Не телефон ведь: он только слушать умеет, но вот научить, как жить дальше…
Дальше:
— Вы ревнуете его?
— Я думаю, что люди, которые боятся потерять друг друга, в определенной степени ревнивы. Отчасти потому, что и я, и Влад прекрасно знаем, что все при– ходит, но все потом и уходит. Мы стараемся как можно больше времени проводить вместе… Даже в моих командировках он сопровождает меня, как, например, недавно в Петербург. Мне кажется так легче: у меня не болит голова, поспал ли он, прочитал ли на ночь книжку, как он одевается, что ест…
Она читала, перечитывала несколько раз — с каким– то мазохистским удовольствием:
— Для любого человека, имеющего телевизор (а у кого его нынче нет?), Владислав Листьев — символ трех передач: «Взгляда», «Поля Чудес» и «Темы». И естественно, что мне, например, кажется: со своей будущей женой Влад мог познакомиться только во время съемок. Эдакая встреча Принца и Золушки на балу. Насколько это представление далеко от истины?
— Более, чем далеко. Я работала, как и сейчас, реставратором в Музее искусств народов Востока, и в мою мастерскую приходили друзья — пообщаться. Я часто была завалена работой, поэтому, как правило, занималась своим делом, а они общались между собой.

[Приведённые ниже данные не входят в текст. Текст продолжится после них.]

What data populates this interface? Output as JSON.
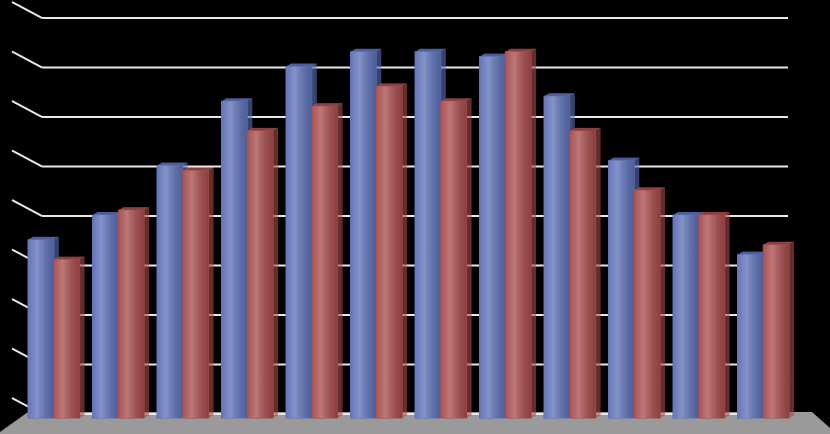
{
  "chart_data": {
    "type": "bar",
    "categories": [
      null,
      null,
      null,
      null,
      null,
      null,
      null,
      null,
      null,
      null,
      null,
      null
    ],
    "series": [
      {
        "color": "#5b6fb6",
        "values": [
          3.6,
          4.1,
          5.1,
          6.4,
          7.1,
          7.4,
          7.4,
          7.3,
          6.5,
          5.2,
          4.1,
          3.3
        ]
      },
      {
        "color": "#a64a4a",
        "values": [
          3.2,
          4.2,
          5.0,
          5.8,
          6.3,
          6.7,
          6.4,
          7.4,
          5.8,
          4.6,
          4.1,
          3.5
        ]
      }
    ],
    "ylim": [
      0,
      8
    ],
    "yticks": [
      0,
      1,
      2,
      3,
      4,
      5,
      6,
      7,
      8
    ],
    "grid": true
  }
}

Однажды друзья привели Влада. И — знакомство не состоялось: я поздоровалась, даже не поворачиваясь.
— Какое же впечатление он произвел на вас как мужчина, когда вы все–таки его увидели?
— Никакого. Да и я вряд ли ему понравилась… Да… Вместе с компанией Влад стал часто появляться у меня. И как–то получилось, что он прижился. Прижился и остался..

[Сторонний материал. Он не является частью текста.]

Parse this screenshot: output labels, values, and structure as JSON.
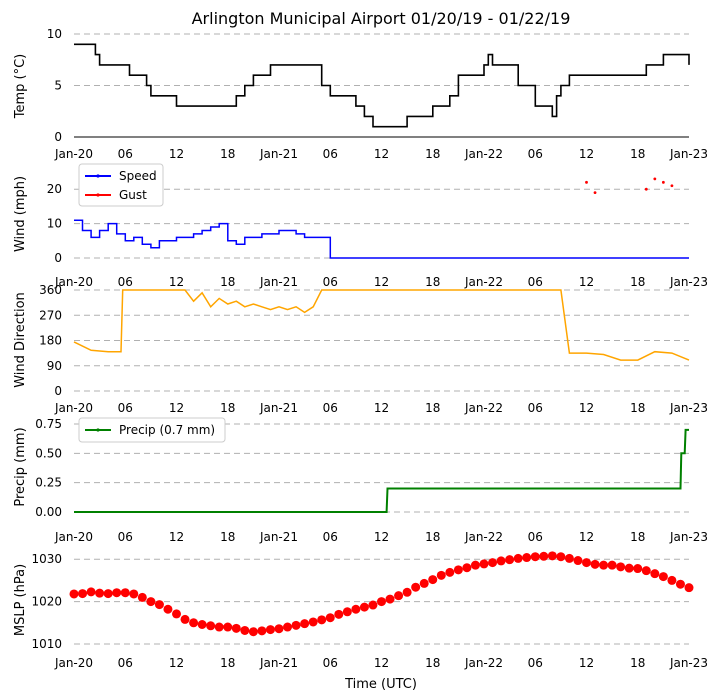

— То, что Влад большой импровизатор, видно из его передач. А как его выдумка работает в области подарков жене?
— Великолепно! Однажды он подарил мне магазин цветов. Зашел в цветочный и купил все цветы, имевшиеся там. Я сложила их на пол в мастерской и поняла, что присутствую на собственных похоронах — такое количество цветов бывает только после смерти…
Все, это уже слишком.
Собственные похороны?
Нет, дорогая, ты недостойна его… Но ведь и её, такой милой, такой умницы, такой хозяйственной, такой душевной, такой… ну, словом — такой, самой–самой, он никогда не будет.
Факт.
Перспективка, в общем–то нерадостная.
Но будет все по–другому: ты будешь жить, останешься жить, и будешь мучиться всю жизнь…
Потому что — без него.
Улыбнулась, достала из–под подушки пистолет, осмотрела, прицелилась в окно–на ветке птичка какая– то глупая, чирикать, наверное, собралась…
А–а–а…
Пошатываясь, поднялась с дивана, подошла к телефону, набрала номер справочной.
Алло, вокзал? Когда ближайшая электричка до Москвы? Спасибо…

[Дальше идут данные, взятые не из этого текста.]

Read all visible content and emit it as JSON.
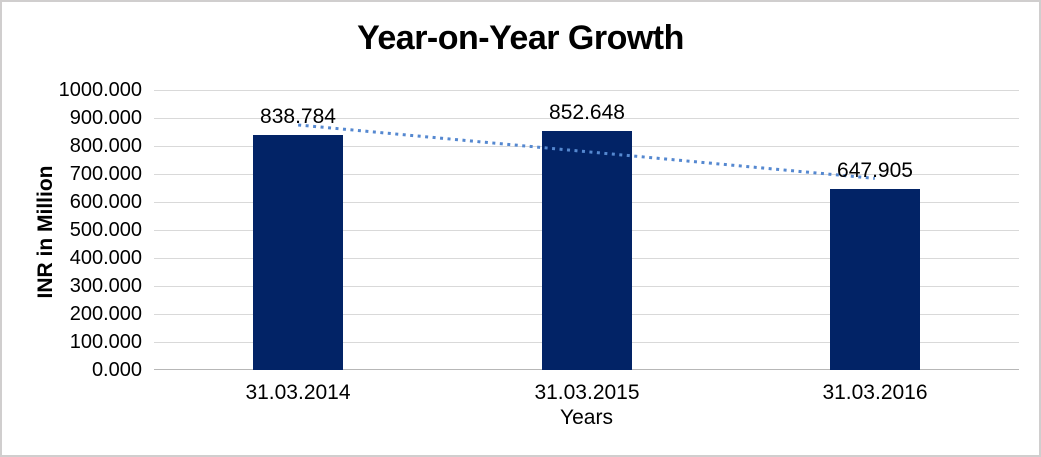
{
  "window": {
    "background": "#ffffff",
    "border_color": "#d0cece"
  },
  "chart_data": {
    "type": "bar",
    "title": "Year-on-Year Growth",
    "xlabel": "Years",
    "ylabel": "INR in Million",
    "categories": [
      "31.03.2014",
      "31.03.2015",
      "31.03.2016"
    ],
    "values": [
      838.784,
      852.648,
      647.905
    ],
    "data_labels": [
      "838.784",
      "852.648",
      "647.905"
    ],
    "ylim": [
      0,
      1000
    ],
    "y_tick_step": 100,
    "y_tick_decimals": 3,
    "grid": true,
    "legend": "none",
    "bar_color": "#022366",
    "gridline_color": "#d9d9d9",
    "axis_line_color": "#b7b7b7",
    "text_color": "#000000",
    "trendline": {
      "type": "linear",
      "style": "dotted",
      "color": "#5588d0",
      "start_value": 875.2,
      "end_value": 684.3
    }
  }
}
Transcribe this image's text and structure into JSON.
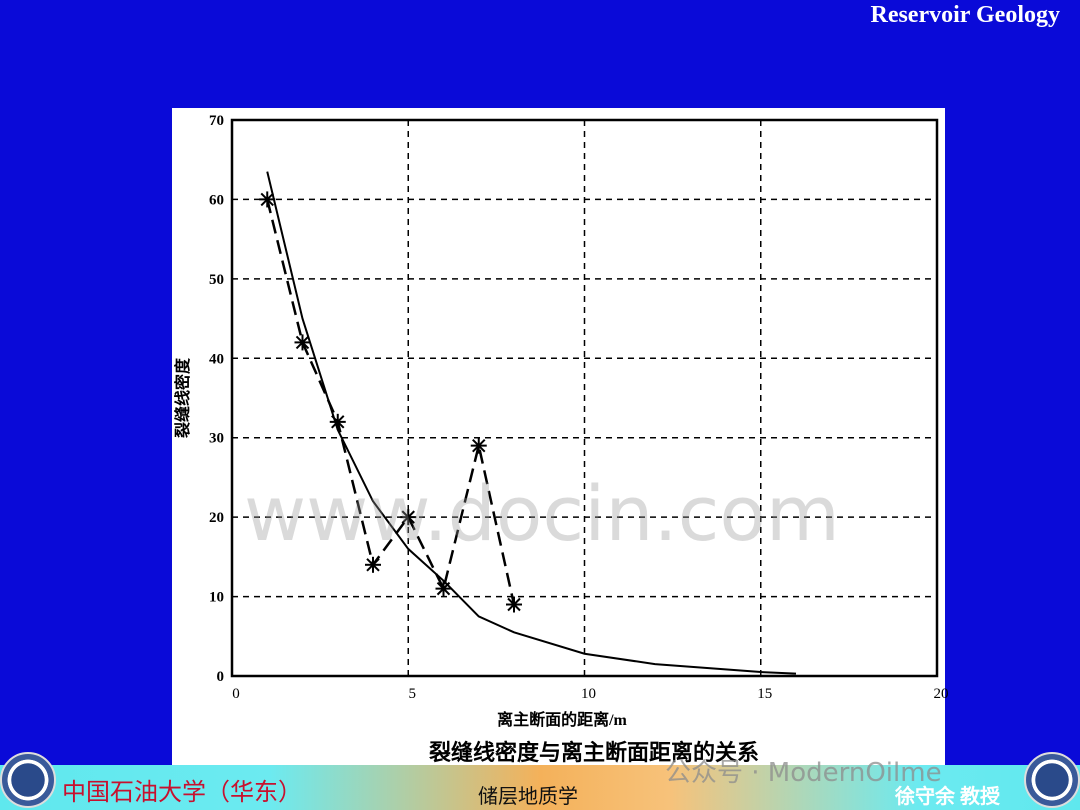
{
  "slide": {
    "title": "Reservoir Geology",
    "school": "中国石油大学（华东）",
    "course": "储层地质学",
    "professor": "徐守余 教授",
    "watermark_site": "www.docin.com",
    "watermark_account": "公众号 · ModernOilme",
    "background_color": "#0a0ad8"
  },
  "chart_data": {
    "type": "line",
    "title": "裂缝线密度与离主断面距离的关系",
    "xlabel": "离主断面的距离/m",
    "ylabel": "裂缝线密度",
    "xlim": [
      0,
      20
    ],
    "ylim": [
      0,
      70
    ],
    "xticks": [
      "0",
      "5",
      "10",
      "15",
      "20"
    ],
    "yticks": [
      "0",
      "10",
      "20",
      "30",
      "40",
      "50",
      "60",
      "70"
    ],
    "grid": true,
    "series": [
      {
        "style": "dashed-asterisk",
        "x": [
          1,
          2,
          3,
          4,
          5,
          6,
          7,
          8
        ],
        "y": [
          60,
          42,
          32,
          14,
          20,
          11,
          29,
          9
        ]
      },
      {
        "style": "solid-fit",
        "x": [
          1,
          2,
          3,
          4,
          5,
          6,
          7,
          8,
          10,
          12,
          15,
          16
        ],
        "y": [
          63.5,
          45,
          31,
          22,
          16,
          12,
          7.5,
          5.5,
          2.8,
          1.5,
          0.5,
          0.3
        ]
      }
    ]
  }
}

Нет в мире ничего хуже, чем телефон: глупая выдумка, посторонний раздражитель. Звонок, возбуждение и — сразу же торможение. Зачем? Какой смысл?
Безусловный рефлекс, собаки Павлова.
Звонит себе, звонит, восьмой раз уже звонит. Конечно же, Лучшая Подруга диск у себя в кабинете накручивает, только что по телевизору увидела портрет и подпись внизу: Влад Листьев убит.
Поделиться новостью хочет. Впрочем, Она и так уже обо всем знает, для нее это — давно не новость…
И диск этот глупый–преглупый: точно барабан в «Поле чудес», и все время накручиваешь одни и те же сектора: «пять… семь… пять… семь… шесть…»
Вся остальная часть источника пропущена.